El gobernador Américo Villarreal Anaya ha enviado al Congreso del Estado una iniciativa para autorizar un financiamiento de hasta mil millones de pesos, que sería contratado a través del mercado bursátil y garantizado con participaciones federales. Sobre el papel, se trata de un movimiento técnico, dentro de los márgenes de la disciplina financiera y con destino exclusivo a inversión pública productiva.
Sin embargo, el fondo del asunto plantea más preguntas que certezas. ¿Estamos ante una apuesta estratégica para acelerar obras clave sin comprometer la liquidez del presente? ¿O frente a una nueva deuda disfrazada de desarrollo, que cargará su peso sobre las finanzas estatales durante los próximos 25 años?
El Ejecutivo asegura que se respetará el techo de endeudamiento aprobado para 2025, que representa el 15% de los ingresos de libre disposición del Estado. También se garantiza que el dinero irá a rubros concretos: obra pública, equipamiento, compra de inmuebles y servicios. Incluso se afirma que los títulos bursátiles solo podrán ser adquiridos por inversionistas mexicanos. Todo suena a prudencia financiera.
Pero hay varios matices que no deben pasarse por alto. Primero, se pretende comprometer el 2.31% del Fondo General de Participaciones por un cuarto de siglo, lo que significa que futuros gobiernos no podrán disponer libremente de ese porcentaje, amarrando parte de la soberanía presupuestal del Estado.
Segundo, aunque se prohíbe la venta de los certificados bursátiles a extranjeros, la colocación en el mercado financiero implica pérdida de control político sobre las condiciones de pago, que estarán sujetas a las tasas, expectativas y volatilidades del entorno bursátil.
Tercero, y no menos importante, es que la rendición de cuentas sobre el destino real de estos recursos será clave.

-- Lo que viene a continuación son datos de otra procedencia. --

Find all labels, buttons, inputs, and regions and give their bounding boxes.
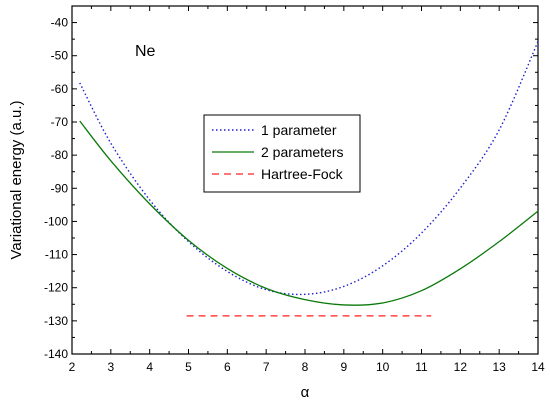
legend-label: 2 parameters [261,144,343,160]
x-tick-label: 11 [415,360,428,374]
element-annotation: Ne [135,43,156,60]
x-tick-label: 10 [376,360,390,374]
x-tick-label: 7 [263,360,270,374]
x-tick-label: 4 [146,360,153,374]
series-line-1-parameter [79,41,539,296]
y-tick-label: -50 [51,49,69,63]
legend-label: 1 parameter [261,122,337,138]
x-tick-label: 2 [69,360,76,374]
legend-box [203,114,361,193]
x-tick-label: 5 [185,360,192,374]
y-tick-label: -60 [51,82,69,96]
y-axis-label: Variational energy (a.u.) [8,101,25,260]
x-tick-label: 14 [531,360,545,374]
y-tick-label: -130 [44,314,68,328]
x-tick-label: 13 [492,360,506,374]
y-tick-label: -40 [51,16,69,30]
legend-label: Hartree-Fock [261,166,344,182]
y-tick-label: -90 [51,181,69,195]
y-tick-label: -70 [51,115,69,129]
x-tick-label: 3 [107,360,114,374]
y-tick-label: -140 [44,347,68,361]
x-axis-label: α [301,384,310,401]
x-tick-label: 8 [302,360,309,374]
x-tick-label: 6 [224,360,231,374]
y-tick-label: -80 [51,148,69,162]
x-tick-label: 12 [454,360,468,374]
y-tick-label: -100 [44,214,68,228]
axis-ticks: 2 3 4 5 6 7 8 9 10 11 12 13 14 -140 -130 -120 -110 -100 -9… [44,6,545,374]
series-line-2-parameters [79,120,539,306]
y-tick-label: -110 [45,248,68,262]
y-tick-label: -120 [44,281,68,295]
x-tick-label: 9 [340,360,347,374]
legend: 1 parameter 2 parameters Hartree-Fock [203,114,361,193]
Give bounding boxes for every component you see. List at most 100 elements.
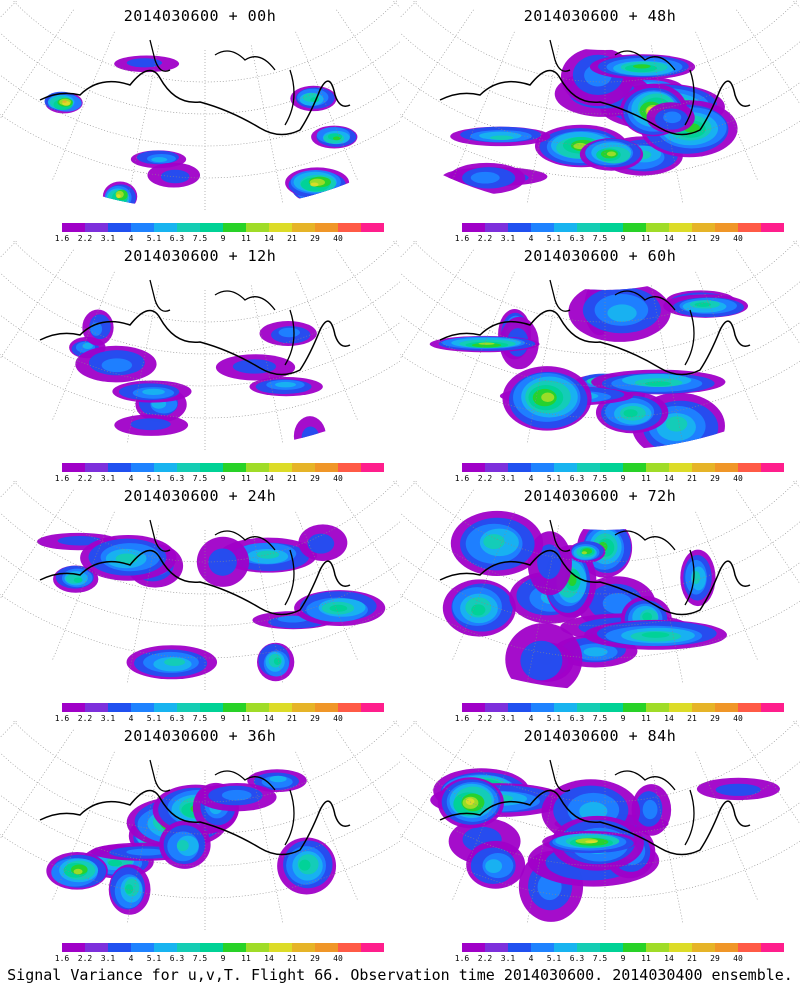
colorbar-swatch xyxy=(246,463,269,472)
colorbar-swatch xyxy=(485,943,508,952)
colorbar-labels: 1.6 2.2 3.1 4 5.1 6.3 7.5 9 11 14 21 29 40 xyxy=(55,954,361,964)
coastline xyxy=(439,549,751,616)
meridian-line xyxy=(0,729,74,840)
variance-contour xyxy=(293,416,327,451)
colorbar-swatch xyxy=(338,703,361,712)
meridian-line xyxy=(336,729,400,825)
colorbar-swatch xyxy=(600,943,623,952)
colorbar-label: 4 xyxy=(128,954,134,963)
variance-contour xyxy=(633,64,651,69)
colorbar-label: 14 xyxy=(264,234,274,243)
meridian-line xyxy=(391,720,400,728)
colorbar-label: 11 xyxy=(641,234,651,243)
colorbar-swatch xyxy=(85,463,108,472)
variance-contour xyxy=(641,632,670,638)
variance-contour xyxy=(62,100,67,103)
colorbar-label: 4 xyxy=(128,234,134,243)
colorbar-label: 21 xyxy=(287,234,297,243)
graticule xyxy=(400,720,800,930)
colorbar xyxy=(462,943,784,952)
variance-contour xyxy=(607,304,637,322)
colorbar-swatch xyxy=(692,943,715,952)
colorbar-swatch xyxy=(361,703,384,712)
variance-contour xyxy=(663,111,682,124)
parallel-line xyxy=(412,0,798,83)
colorbar-swatch xyxy=(669,223,692,232)
panel-title: 2014030600 + 84h xyxy=(523,727,677,745)
colorbar-label: 3.1 xyxy=(500,474,516,483)
graticule xyxy=(400,240,800,450)
parallel-line xyxy=(400,314,800,387)
variance-contour xyxy=(164,658,186,667)
map-panel-24h: 2014030600 + 24h 1.6 2.2 3.1 4 5.1 6.3 7.5 9 11 14… xyxy=(0,480,400,723)
parallel-line xyxy=(0,794,400,867)
meridian-line xyxy=(400,9,474,120)
variance-contour xyxy=(116,194,121,199)
colorbar-label: 7.5 xyxy=(192,474,208,483)
meridian-line xyxy=(791,480,800,488)
colorbar-swatch xyxy=(108,943,131,952)
meridian-line xyxy=(0,480,19,498)
colorbar-swatch xyxy=(338,463,361,472)
colorbar-label: 3.1 xyxy=(500,714,516,723)
variance-contour xyxy=(310,182,319,187)
meridian-line xyxy=(0,0,19,18)
colorbar-label: 1.6 xyxy=(54,234,70,243)
colorbar-swatch xyxy=(292,703,315,712)
panel-title: 2014030600 + 00h xyxy=(123,7,277,25)
colorbar xyxy=(462,463,784,472)
colorbar-label: 1.6 xyxy=(54,954,70,963)
colorbar-swatch xyxy=(154,943,177,952)
colorbar-swatch xyxy=(223,703,246,712)
parallel-line xyxy=(412,240,798,323)
colorbar-label: 29 xyxy=(310,474,320,483)
variance-contour xyxy=(57,536,103,546)
polar-map xyxy=(0,720,400,930)
coastline xyxy=(549,759,695,846)
colorbar-swatch xyxy=(315,463,338,472)
colorbar-swatch xyxy=(554,703,577,712)
parallel-line xyxy=(0,354,400,419)
variance-contour xyxy=(176,840,189,852)
colorbar-label: 2.2 xyxy=(77,234,93,243)
colorbar-swatch xyxy=(577,463,600,472)
colorbar-swatch xyxy=(669,463,692,472)
colorbar-label: 9 xyxy=(620,954,626,963)
colorbar-label: 11 xyxy=(641,714,651,723)
colorbar-swatch xyxy=(177,463,200,472)
colorbar-swatch xyxy=(462,463,485,472)
meridian-line xyxy=(650,765,683,923)
colorbar-swatch xyxy=(338,223,361,232)
colorbar-swatch xyxy=(85,703,108,712)
graticule xyxy=(0,0,400,210)
parallel-line xyxy=(0,314,400,387)
polar-map xyxy=(400,720,800,930)
colorbar-label: 40 xyxy=(733,474,743,483)
colorbar-swatch xyxy=(177,223,200,232)
colorbar-swatch xyxy=(154,463,177,472)
colorbar-swatch xyxy=(269,703,292,712)
parallel-line xyxy=(400,794,800,867)
figure-caption: Signal Variance for u,v,T. Flight 66. Ob… xyxy=(7,966,793,984)
colorbar-swatch xyxy=(200,943,223,952)
colorbar-labels: 1.6 2.2 3.1 4 5.1 6.3 7.5 9 11 14 21 29 40 xyxy=(55,474,361,484)
variance-contour xyxy=(125,884,134,894)
variance-contour xyxy=(299,859,311,871)
colorbar-labels: 1.6 2.2 3.1 4 5.1 6.3 7.5 9 11 14 21 29 40 xyxy=(455,954,761,964)
colorbar-label: 9 xyxy=(620,234,626,243)
variance-contour xyxy=(541,392,555,403)
colorbar-label: 5.1 xyxy=(146,954,162,963)
colorbar-label: 21 xyxy=(287,954,297,963)
colorbar-swatch xyxy=(62,223,85,232)
colorbar-swatch xyxy=(531,943,554,952)
coastline xyxy=(39,549,351,616)
colorbar-label: 11 xyxy=(241,234,251,243)
colorbar-swatch xyxy=(200,223,223,232)
colorbar-label: 14 xyxy=(264,954,274,963)
variance-contour xyxy=(126,848,166,856)
colorbar-swatch xyxy=(600,703,623,712)
colorbar-labels: 1.6 2.2 3.1 4 5.1 6.3 7.5 9 11 14 21 29 40 xyxy=(455,234,761,244)
meridian-line xyxy=(400,480,419,498)
colorbar-label: 3.1 xyxy=(100,474,116,483)
colorbar xyxy=(62,223,384,232)
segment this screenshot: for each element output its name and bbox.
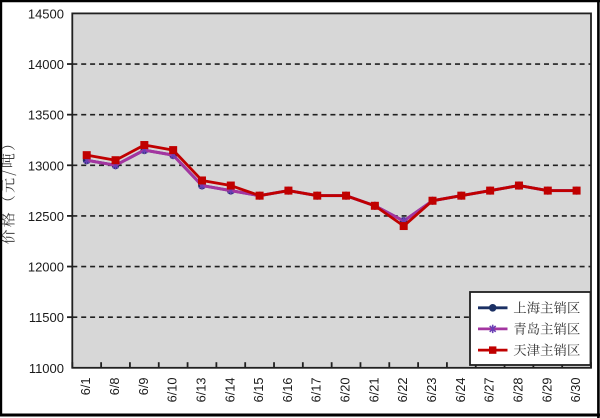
svg-text:6/29: 6/29 [539, 378, 554, 403]
svg-text:12000: 12000 [28, 260, 64, 275]
svg-text:6/13: 6/13 [193, 378, 208, 403]
svg-text:6/1: 6/1 [78, 378, 93, 396]
svg-text:6/9: 6/9 [136, 378, 151, 396]
svg-text:14000: 14000 [28, 57, 64, 72]
svg-text:6/24: 6/24 [453, 378, 468, 403]
svg-text:6/15: 6/15 [251, 378, 266, 403]
svg-text:11500: 11500 [29, 310, 64, 325]
svg-text:6/21: 6/21 [366, 378, 381, 403]
svg-text:6/8: 6/8 [107, 378, 122, 396]
svg-text:6/20: 6/20 [338, 378, 353, 403]
svg-text:13500: 13500 [28, 108, 64, 123]
svg-text:6/23: 6/23 [424, 378, 439, 403]
svg-text:6/10: 6/10 [165, 378, 180, 403]
svg-text:6/16: 6/16 [280, 378, 295, 403]
svg-text:6/27: 6/27 [482, 378, 497, 403]
svg-text:12500: 12500 [28, 209, 64, 224]
svg-text:6/28: 6/28 [510, 378, 525, 403]
svg-text:11000: 11000 [29, 361, 64, 376]
svg-text:6/14: 6/14 [222, 378, 237, 403]
svg-text:14500: 14500 [28, 6, 64, 21]
svg-text:6/30: 6/30 [568, 378, 583, 403]
svg-text:13000: 13000 [28, 158, 64, 173]
svg-text:6/22: 6/22 [395, 378, 410, 403]
svg-text:6/17: 6/17 [309, 378, 324, 403]
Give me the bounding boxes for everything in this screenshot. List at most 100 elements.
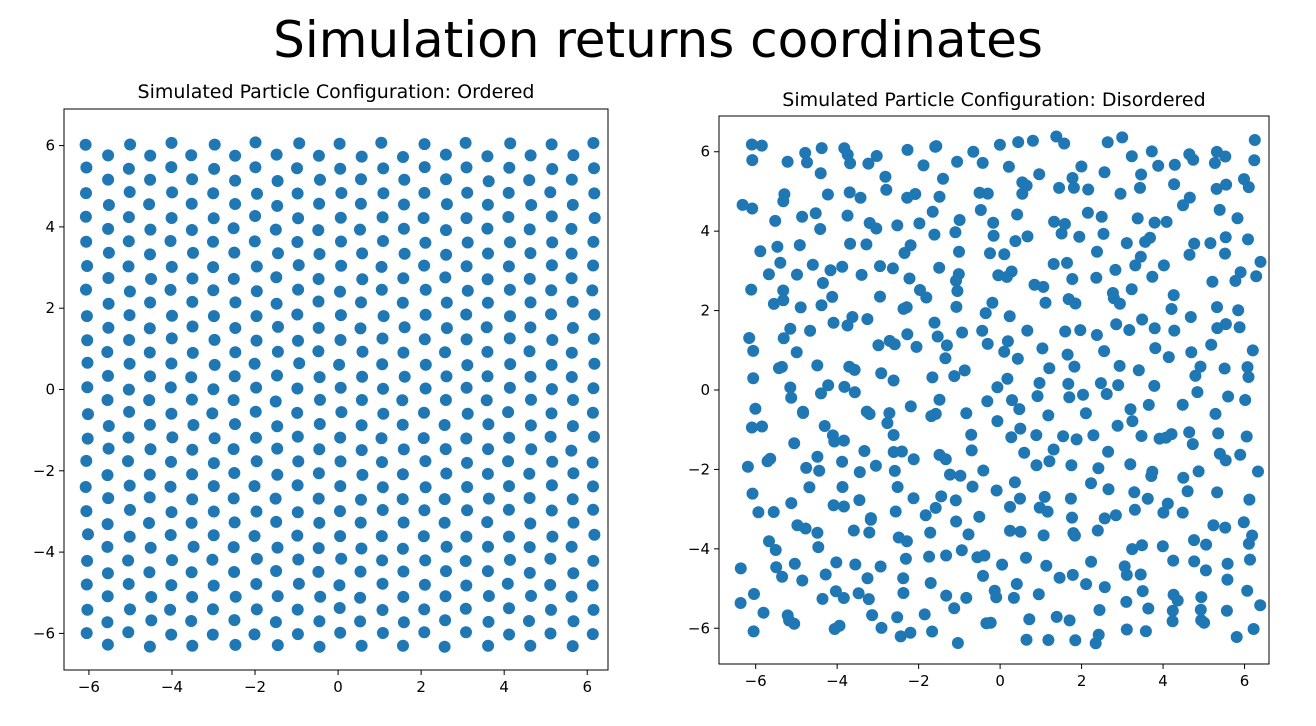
data-point (354, 223, 366, 236)
data-point (334, 505, 346, 518)
data-point (355, 150, 368, 163)
data-point (440, 173, 452, 186)
data-point (186, 639, 199, 652)
data-point (186, 272, 199, 285)
data-point (144, 541, 157, 554)
data-point (229, 346, 242, 359)
data-point (1149, 342, 1162, 355)
data-point (929, 501, 942, 514)
data-point (931, 330, 944, 343)
data-point (396, 418, 409, 431)
data-point (777, 294, 790, 307)
data-point (460, 381, 473, 394)
data-point (879, 170, 892, 183)
data-point (837, 592, 850, 604)
data-point (165, 407, 178, 420)
data-point (1242, 233, 1254, 246)
scatter-points (79, 136, 601, 653)
data-point (207, 480, 220, 493)
data-point (228, 467, 241, 479)
data-point (1219, 150, 1232, 163)
data-point (1219, 231, 1232, 244)
data-point (899, 552, 912, 565)
data-point (1063, 614, 1076, 627)
data-point (777, 284, 790, 297)
data-point (314, 590, 327, 603)
data-point (1248, 154, 1261, 167)
data-point (1254, 255, 1267, 268)
data-point (271, 590, 284, 603)
data-point (987, 216, 1000, 229)
data-point (755, 139, 768, 152)
data-point (480, 321, 493, 334)
data-point (334, 309, 347, 322)
data-point (123, 357, 136, 370)
data-point (250, 285, 263, 298)
data-point (1037, 280, 1050, 293)
data-point (986, 296, 999, 309)
data-point (144, 443, 157, 456)
data-point (333, 137, 346, 150)
data-point (143, 346, 156, 359)
scatter-points (734, 130, 1267, 650)
data-point (935, 490, 948, 503)
data-point (910, 340, 923, 353)
data-point (745, 283, 758, 296)
data-point (461, 359, 474, 372)
data-point (774, 256, 787, 269)
data-point (292, 334, 304, 347)
data-point (881, 417, 894, 430)
data-point (523, 345, 536, 358)
data-point (769, 544, 782, 556)
data-point (929, 407, 942, 420)
data-point (1021, 324, 1034, 337)
data-point (976, 156, 989, 169)
data-point (1219, 454, 1232, 467)
data-point (460, 260, 473, 273)
data-point (799, 146, 812, 159)
data-point (1171, 594, 1184, 607)
data-point (1237, 516, 1250, 529)
data-point (502, 211, 515, 223)
data-point (587, 554, 600, 567)
data-point (816, 277, 829, 289)
data-point (587, 137, 600, 149)
data-point (1186, 438, 1199, 451)
data-point (207, 505, 220, 518)
data-point (419, 308, 432, 321)
data-point (1134, 181, 1146, 194)
data-point (776, 570, 789, 583)
data-point (1073, 230, 1086, 243)
data-point (1058, 137, 1071, 150)
data-point (1066, 273, 1079, 285)
data-point (81, 432, 94, 445)
data-point (863, 408, 876, 420)
data-point (419, 283, 432, 296)
data-point (748, 588, 760, 600)
x-tick-label: 2 (416, 678, 426, 696)
data-point (101, 518, 114, 531)
data-point (335, 552, 348, 565)
data-point (419, 455, 432, 468)
data-point (1135, 430, 1148, 442)
data-point (122, 554, 135, 567)
data-point (248, 480, 261, 493)
data-point (123, 530, 136, 543)
data-point (271, 639, 284, 652)
data-point (954, 469, 967, 482)
data-point (1134, 250, 1147, 263)
data-point (396, 493, 409, 506)
data-point (950, 515, 963, 528)
data-point (501, 577, 514, 590)
data-point (335, 259, 348, 272)
data-point (124, 603, 136, 616)
data-point (460, 212, 473, 225)
panel-title: Simulated Particle Configuration: Ordere… (138, 81, 535, 103)
data-point (811, 359, 824, 372)
data-point (1120, 595, 1133, 608)
data-point (887, 374, 900, 387)
data-point (767, 297, 780, 310)
x-tick-label: −6 (745, 672, 767, 690)
data-point (864, 512, 877, 525)
data-point (587, 503, 600, 516)
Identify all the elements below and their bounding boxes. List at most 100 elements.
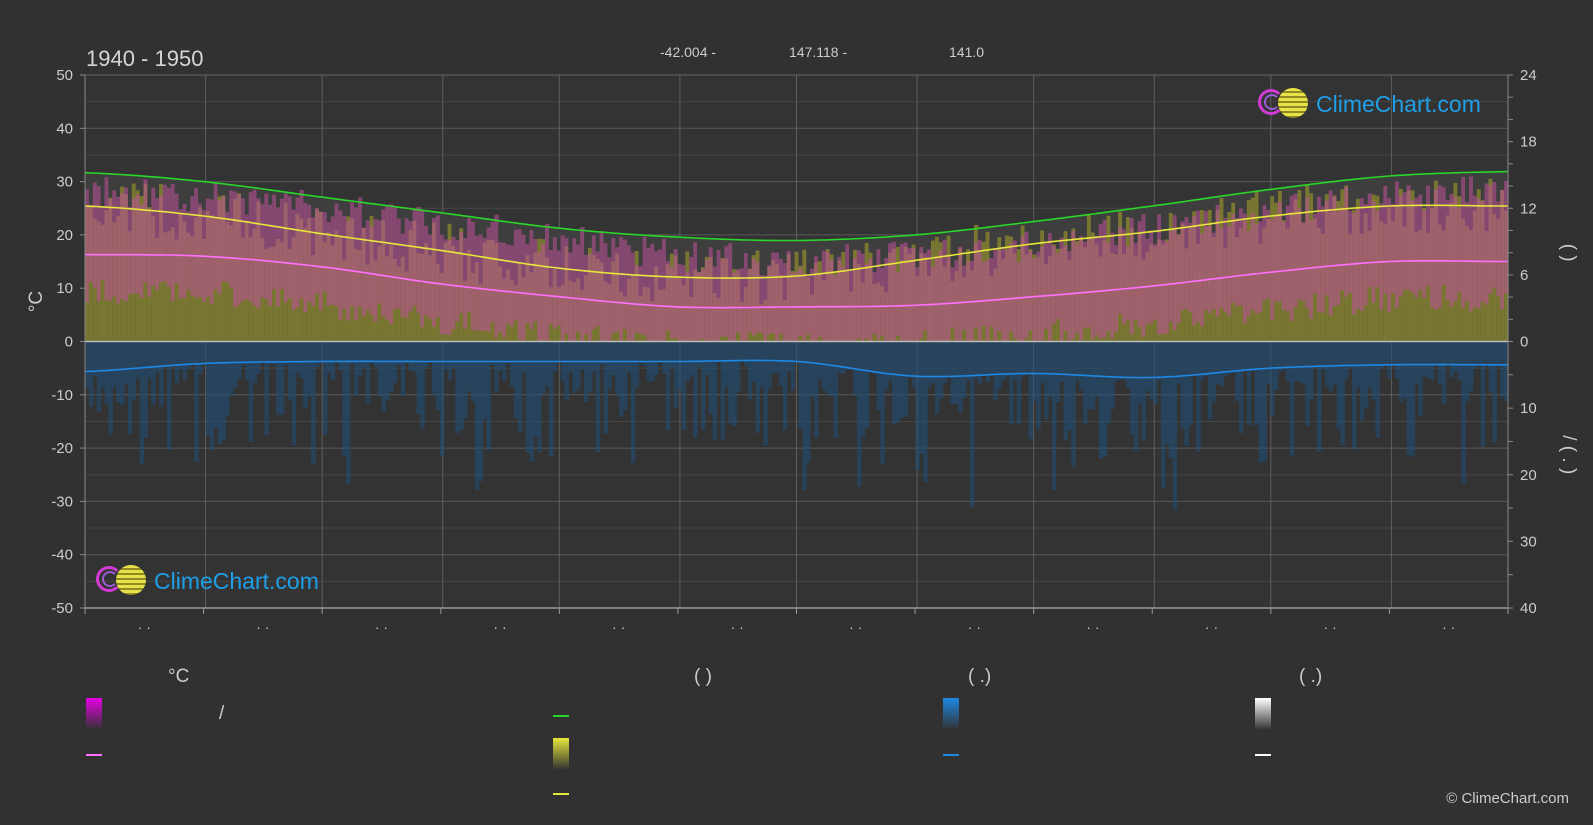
- temp-bar: [1449, 193, 1455, 307]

El papel lo aguanta todo, pero la experiencia ha demostrado que muchas veces, lo que se etiqueta como “inversión productiva” termina siendo gasto corriente disfrazado, o infraestructura de bajo impacto.
Y en el fondo, este debate ocurre en un contexto de creciente desgaste fiscal para los estados. Mientras la federación concentra recursos en proyectos federales de dudosa rentabilidad, como el Tren Maya o la refinería de Dos Bocas, entidades como Tamaulipas están recurriendo a instrumentos financieros cada vez más sofisticados para tapar huecos o compensar rezagos.
El Congreso deberá analizar con lupa esta propuesta. No se trata de rechazarla per se, sino de exigir transparencia, justificación técnica por proyecto, mecanismos de supervisión y garantías de que el financiamiento no se convierta en un lastre silencioso.
Porque en política financiera, como en medicina, la cura no debe ser más costosa que la enfermedad. Y en tiempos de fragilidad económica, endeudarse sin una hoja de ruta clara es tan riesgoso como no invertir en lo urgente.